Salt Lake City's talent pool is not only young and well-educated, but technologically skilled. In addition to its robust traditional higher education infrastructure, downtown Salt Lake is home to a number of Utah's premier coding schools including DevPoint Labs, V School, and Iron Yard. As a result, the city's tech talent pool expanded by 22.2 percent from 2015 to 2016, enough to place third in CBRE's rankings of tech talent momentum. This is not only good news for startups and tech companies that my not be able to afford office space in top tier markets like San Francisco or Seattle; it also bodes well for CRE investors, as startup activity has been linked to commercial real estate growth.

A variety of companies have taken notice of the area's status as a burgeoning tech hub, and the broader Wasatch Front is now home to operations for both big-name tech firms like Microsoft, Adobe, Tesla, and Snapchat, and homegrown startups like Pluralsight and Qualtrics.
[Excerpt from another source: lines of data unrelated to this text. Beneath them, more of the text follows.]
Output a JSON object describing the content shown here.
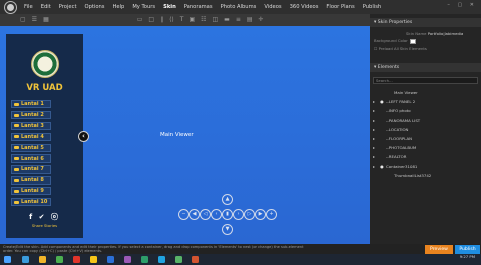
{
  "menubar": {
    "items": [
      "File",
      "Edit",
      "Project",
      "Options",
      "Help",
      "My Tours",
      "Skin",
      "Panoramas",
      "Photo Albums",
      "Videos",
      "360 Videos",
      "Floor Plans",
      "Publish"
    ],
    "active_index": 6
  },
  "viewer": {
    "title": "VR UAD",
    "main_viewer_label": "Main Viewer",
    "floors": [
      "Lantai 1",
      "Lantai 2",
      "Lantai 3",
      "Lantai 4",
      "Lantai 5",
      "Lantai 6",
      "Lantai 7",
      "Lantai 8",
      "Lantai 9",
      "Lantai 10"
    ],
    "social_icons": "f ✔ ⓞ",
    "share_label": "Share Stories"
  },
  "properties": {
    "title": "Skin Properties",
    "skin_name_label": "Skin Name",
    "skin_name_value": "Portfolio|labimedia",
    "bg_color_label": "Background Color",
    "bg_color": "#ffffff",
    "preload_label": "Preload All Skin Elements",
    "elements_title": "Elements",
    "search_placeholder": "Search...",
    "tree": [
      {
        "label": "Main Viewer",
        "arrow": "",
        "eye": ""
      },
      {
        "label": "--LEFT PANEL 2",
        "arrow": "▸",
        "eye": "●"
      },
      {
        "label": "--INFO photo",
        "arrow": "▸",
        "eye": ""
      },
      {
        "label": "--PANORAMA LIST",
        "arrow": "▸",
        "eye": ""
      },
      {
        "label": "--LOCATION",
        "arrow": "▸",
        "eye": ""
      },
      {
        "label": "--FLOORPLAN",
        "arrow": "▸",
        "eye": ""
      },
      {
        "label": "--PHOTOALBUM",
        "arrow": "▸",
        "eye": ""
      },
      {
        "label": "--REALTOR",
        "arrow": "▸",
        "eye": ""
      },
      {
        "label": "Container31081",
        "arrow": "▸",
        "eye": "●"
      },
      {
        "label": "ThumbnailList3742",
        "arrow": "",
        "eye": ""
      }
    ]
  },
  "status": {
    "text": "Create/Edit the skin. Add components and edit their properties. If you select a container, drag and drop components in 'Elements' to nest (or change) the sub-element order. You can copy (Ctrl+C) / paste (Ctrl+V) elements.",
    "preview_label": "Preview",
    "publish_label": "Publish"
  },
  "taskbar": {
    "time": "9:27 PM",
    "date": "",
    "app_colors": [
      "#3a9bdc",
      "#f0b429",
      "#4caf50",
      "#e0342a",
      "#f5c518",
      "#2b6fd6",
      "#9b59b6",
      "#2e9e6a",
      "#20a3e0",
      "#58b368",
      "#d35430"
    ]
  },
  "colors": {
    "canvas": "#2b6cd8",
    "accent_gold": "#f0c33a",
    "panel_navy": "#152a4a",
    "preview": "#e8831f",
    "publish": "#1f8de0"
  }
}
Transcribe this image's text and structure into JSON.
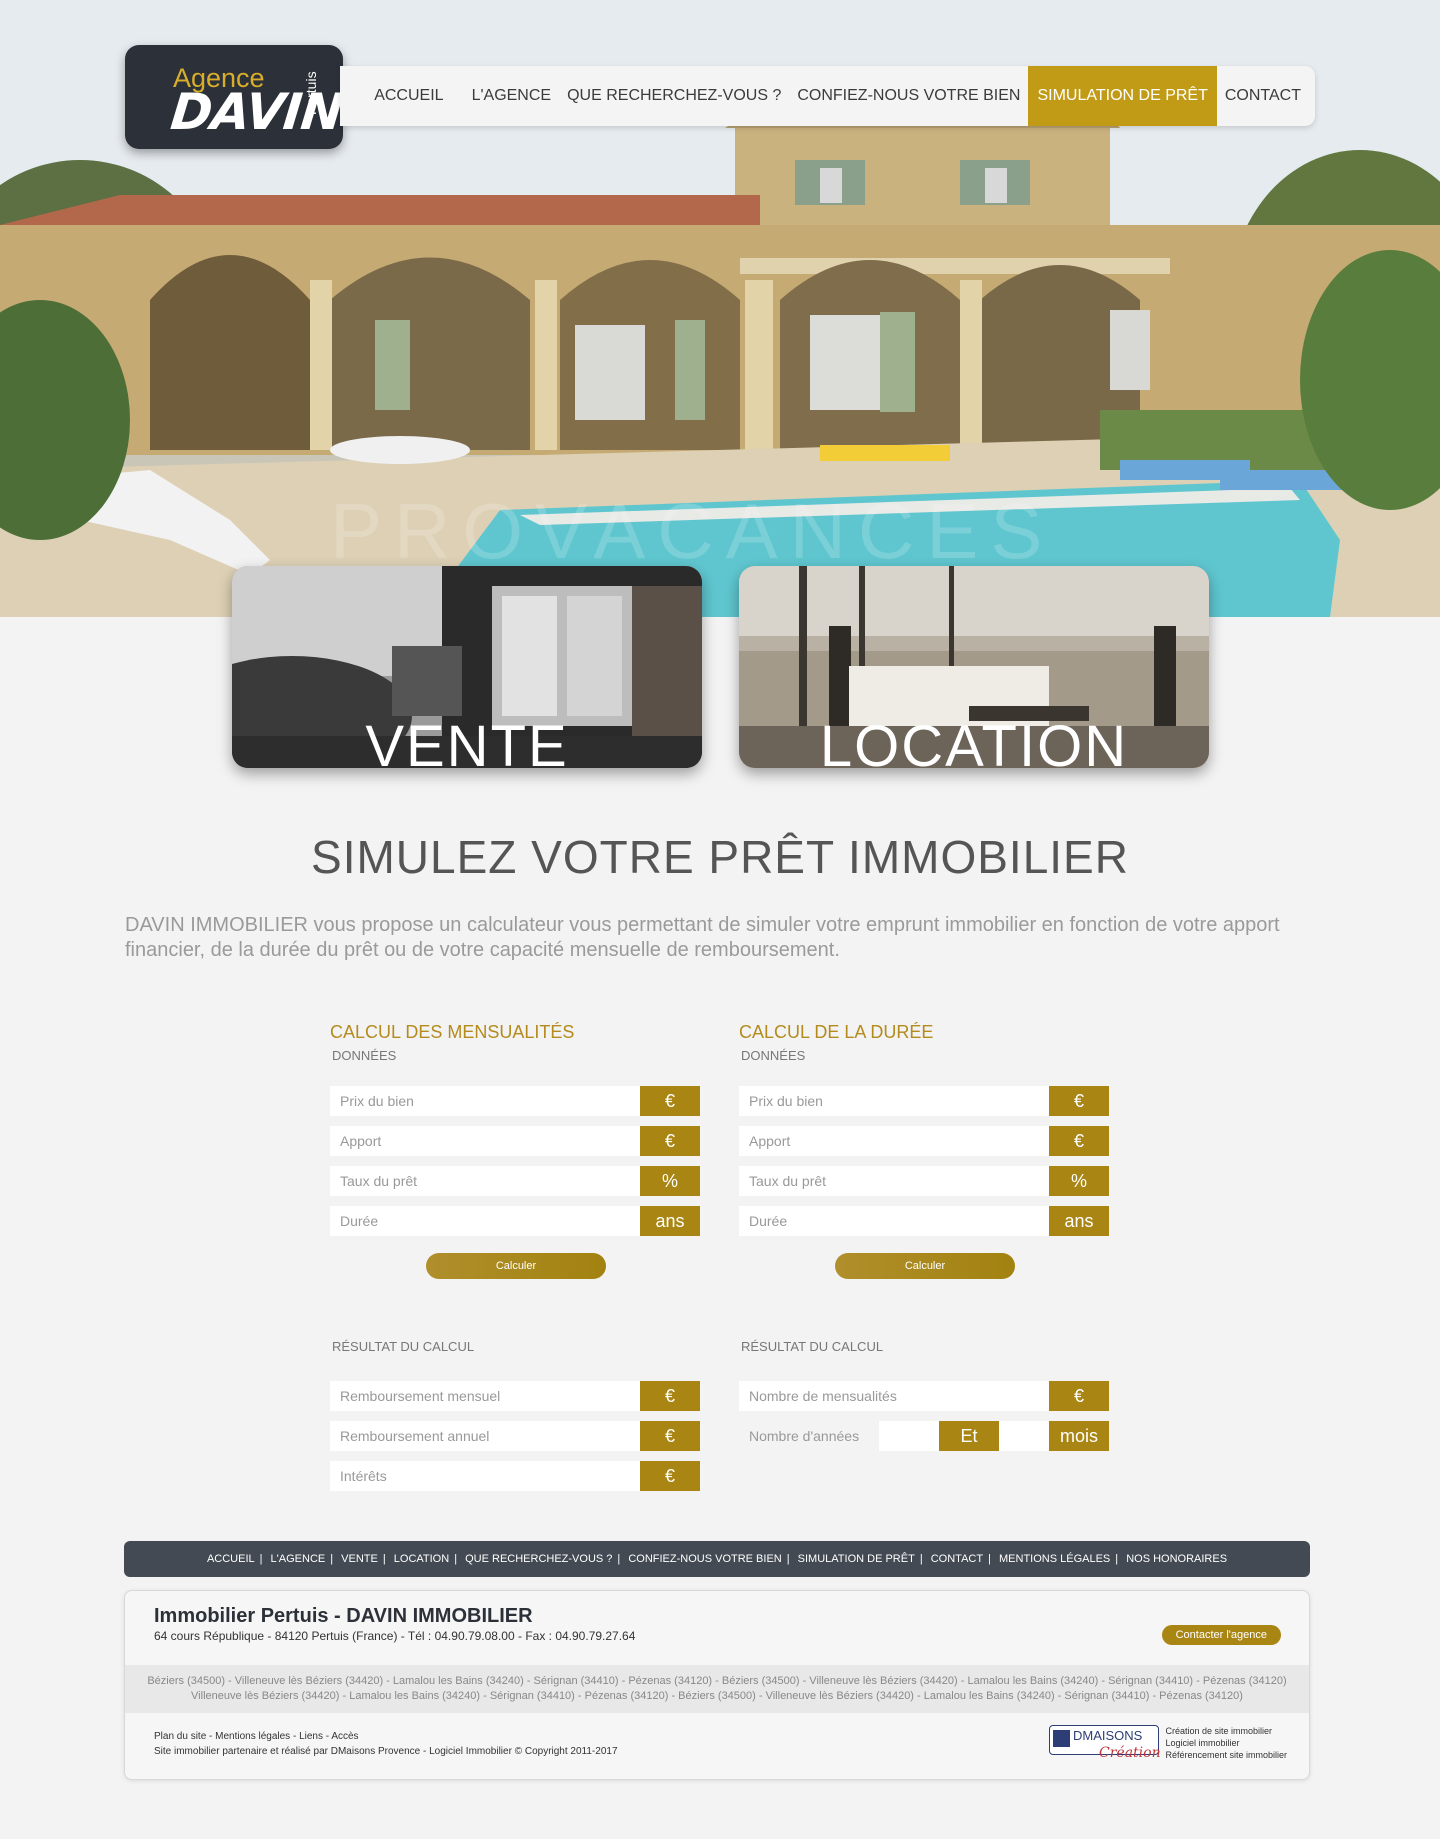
{
  "header": {
    "logo": {
      "line1": "Agence",
      "line2": "DAVIN",
      "line3": "Pertuis"
    },
    "nav": [
      {
        "label": "ACCUEIL"
      },
      {
        "label": "L'AGENCE"
      },
      {
        "label": "QUE RECHERCHEZ-VOUS ?"
      },
      {
        "label": "CONFIEZ-NOUS VOTRE BIEN"
      },
      {
        "label": "SIMULATION DE PRÊT",
        "active": true
      },
      {
        "label": "CONTACT"
      }
    ]
  },
  "hero": {
    "watermark": "PROVACANCES"
  },
  "cards": {
    "vente": "VENTE",
    "location": "LOCATION"
  },
  "main": {
    "title": "SIMULEZ VOTRE PRÊT IMMOBILIER",
    "intro": "DAVIN IMMOBILIER vous propose un calculateur vous permettant de simuler votre emprunt immobilier en fonction de votre apport financier, de la durée du prêt ou de votre capacité mensuelle de remboursement."
  },
  "calc_mensualites": {
    "title": "CALCUL DES MENSUALITÉS",
    "data_label": "DONNÉES",
    "fields": [
      {
        "placeholder": "Prix du bien",
        "unit": "€"
      },
      {
        "placeholder": "Apport",
        "unit": "€"
      },
      {
        "placeholder": "Taux du prêt",
        "unit": "%"
      },
      {
        "placeholder": "Durée",
        "unit": "ans"
      }
    ],
    "button": "Calculer",
    "result_label": "RÉSULTAT DU CALCUL",
    "results": [
      {
        "placeholder": "Remboursement mensuel",
        "unit": "€"
      },
      {
        "placeholder": "Remboursement annuel",
        "unit": "€"
      },
      {
        "placeholder": "Intérêts",
        "unit": "€"
      }
    ]
  },
  "calc_duree": {
    "title": "CALCUL DE LA DURÉE",
    "data_label": "DONNÉES",
    "fields": [
      {
        "placeholder": "Prix du bien",
        "unit": "€"
      },
      {
        "placeholder": "Apport",
        "unit": "€"
      },
      {
        "placeholder": "Taux du prêt",
        "unit": "%"
      },
      {
        "placeholder": "Durée",
        "unit": "ans"
      }
    ],
    "button": "Calculer",
    "result_label": "RÉSULTAT DU CALCUL",
    "results": [
      {
        "placeholder": "Nombre de mensualités",
        "unit": "€"
      }
    ],
    "years_row": {
      "label": "Nombre d'années",
      "mid_unit": "Et",
      "unit": "mois"
    }
  },
  "footer": {
    "nav": [
      "ACCUEIL",
      "L'AGENCE",
      "VENTE",
      "LOCATION",
      "QUE RECHERCHEZ-VOUS ?",
      "CONFIEZ-NOUS VOTRE BIEN",
      "SIMULATION DE PRÊT",
      "CONTACT",
      "MENTIONS LÉGALES",
      "NOS HONORAIRES"
    ],
    "company": "Immobilier Pertuis - DAVIN IMMOBILIER",
    "address": "64 cours République - 84120 Pertuis (France) - Tél : 04.90.79.08.00 - Fax : 04.90.79.27.64",
    "contact_button": "Contacter l'agence",
    "cities_line1": "Béziers (34500) - Villeneuve lès Béziers (34420) - Lamalou les Bains (34240) - Sérignan (34410) - Pézenas (34120) - Béziers (34500) - Villeneuve lès Béziers (34420) - Lamalou les Bains (34240) - Sérignan (34410) - Pézenas (34120)",
    "cities_line2": "Villeneuve lès Béziers (34420) - Lamalou les Bains (34240) - Sérignan (34410) - Pézenas (34120) - Béziers (34500) - Villeneuve lès Béziers (34420) - Lamalou les Bains (34240) - Sérignan (34410) - Pézenas (34120)",
    "links": "Plan du site - Mentions légales - Liens - Accès",
    "credits": "Site immobilier partenaire et réalisé par DMaisons Provence - Logiciel Immobilier © Copyright 2011-2017",
    "dmaisons": {
      "name": "DMAISONS",
      "script": "Création"
    },
    "dmaisons_text": [
      "Création de site immobilier",
      "Logiciel immobilier",
      "Référencement site immobilier"
    ]
  }
}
Clearlink Technologies — the fifteenth largest employer in the city — employs over 450 marketers, technologists, and sales people in Salt Lake City, contributing to the city's 1.3 STEM employment quotient (meaning STEM workers make up 30 percent more of the city's workforce than the national average).
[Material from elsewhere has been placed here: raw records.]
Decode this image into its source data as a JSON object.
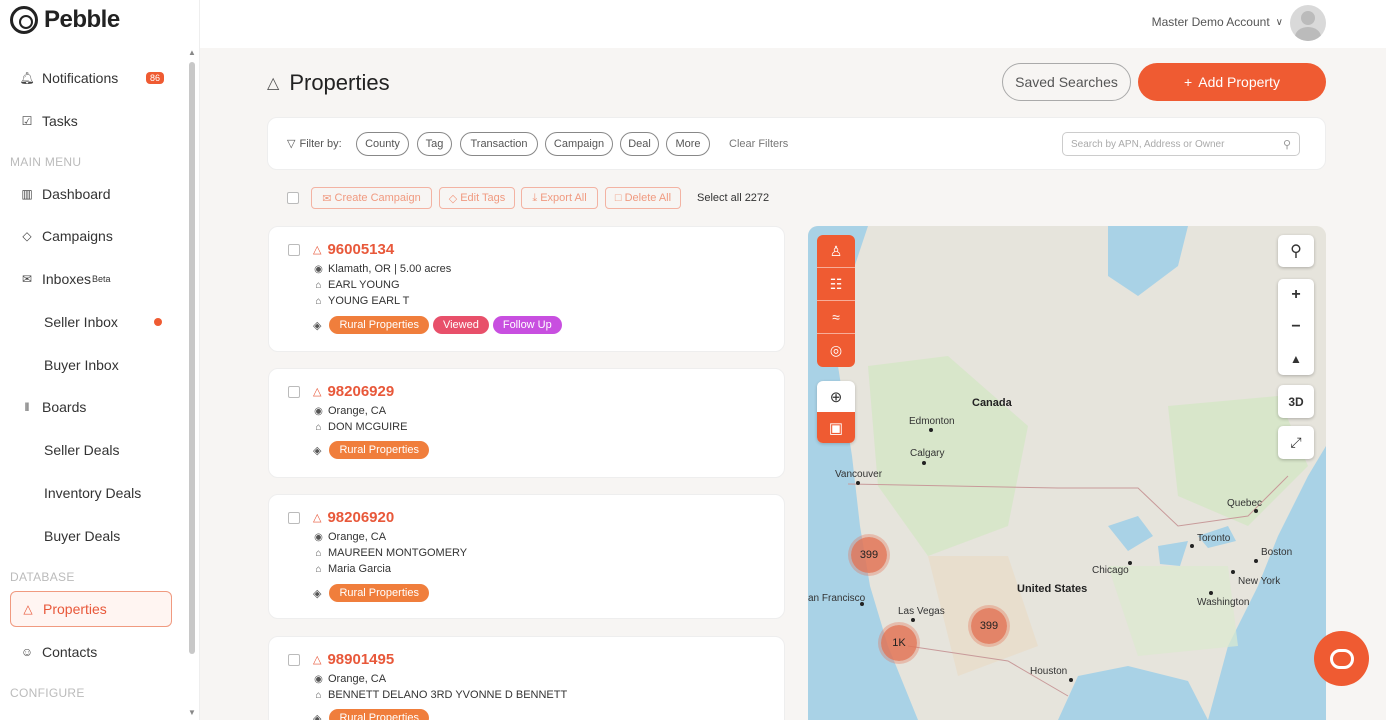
{
  "brand": {
    "name": "Pebble"
  },
  "sidebar": {
    "notifications": {
      "label": "Notifications",
      "count": "86"
    },
    "tasks": "Tasks",
    "main_menu_label": "MAIN MENU",
    "dashboard": "Dashboard",
    "campaigns": "Campaigns",
    "inboxes": {
      "label": "Inboxes",
      "badge": "Beta"
    },
    "seller_inbox": "Seller Inbox",
    "buyer_inbox": "Buyer Inbox",
    "boards": "Boards",
    "seller_deals": "Seller Deals",
    "inventory_deals": "Inventory Deals",
    "buyer_deals": "Buyer Deals",
    "database_label": "DATABASE",
    "properties": "Properties",
    "contacts": "Contacts",
    "configure_label": "CONFIGURE"
  },
  "topbar": {
    "account": "Master Demo Account"
  },
  "header": {
    "title": "Properties",
    "saved_searches": "Saved Searches",
    "add_property": "Add Property"
  },
  "filters": {
    "label": "Filter by:",
    "chips": [
      "County",
      "Tag",
      "Transaction",
      "Campaign",
      "Deal",
      "More"
    ],
    "clear": "Clear Filters",
    "search_placeholder": "Search by APN, Address or Owner"
  },
  "bulk": {
    "create_campaign": "Create Campaign",
    "edit_tags": "Edit Tags",
    "export_all": "Export All",
    "delete_all": "Delete All",
    "select_all": "Select all 2272"
  },
  "properties": [
    {
      "apn": "96005134",
      "location": "Klamath, OR | 5.00 acres",
      "owners": [
        "EARL YOUNG",
        "YOUNG EARL T"
      ],
      "tags": [
        "Rural Properties",
        "Viewed",
        "Follow Up"
      ]
    },
    {
      "apn": "98206929",
      "location": "Orange, CA",
      "owners": [
        "DON MCGUIRE"
      ],
      "tags": [
        "Rural Properties"
      ]
    },
    {
      "apn": "98206920",
      "location": "Orange, CA",
      "owners": [
        "MAUREEN MONTGOMERY",
        "Maria Garcia"
      ],
      "tags": [
        "Rural Properties"
      ]
    },
    {
      "apn": "98901495",
      "location": "Orange, CA",
      "owners": [
        "BENNETT DELANO 3RD YVONNE D BENNETT"
      ],
      "tags": [
        "Rural Properties"
      ]
    }
  ],
  "tag_colors": {
    "Rural Properties": "#f07e3c",
    "Viewed": "#e8506a",
    "Follow Up": "#c84fe0"
  },
  "map": {
    "labels": {
      "canada": "Canada",
      "united_states": "United States",
      "edmonton": "Edmonton",
      "calgary": "Calgary",
      "vancouver": "Vancouver",
      "quebec": "Quebec",
      "toronto": "Toronto",
      "boston": "Boston",
      "new_york": "New York",
      "washington": "Washington",
      "chicago": "Chicago",
      "las_vegas": "Las Vegas",
      "san_francisco": "an Francisco",
      "houston": "Houston"
    },
    "clusters": [
      "399",
      "1K",
      "399"
    ],
    "three_d": "3D"
  }
}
Capitalizing on Salt Lake CRE

Salt Lake City's ongoing transformation into a bonafide tech hub should excite commercial real estate (CRE) investors, especially those primed to take advantage of the city's expanding office and multifamily housing markets. Simply put, as new residents flock to Salt Lake to satisfy companies' ever-increasing demand for top-notch talent, they're going to need places to live.

According to Reonomy's proprietary CRE sales data, multifamily property values in Salt Lake are already on the rise. As total multifamily sales have crept up slowly since 2014, median sales prices have skyrocketed by 52 percent, including a 33 percent YOY increase between 2016 and 2017 alone.

Such impressive growth led PwC and the Urban Land Institute to rank Salt Lake City third on their “U.S. Markets to Watch” earlier this year, proving that The Crossroads of the West is just as compelling as a place to invest in CRE as it is a place to start — or relocate — a company.

Rich Sarkis is CEO of Reonomy. The views expressed here are the author's own and not those of ALM's Real Estate Media.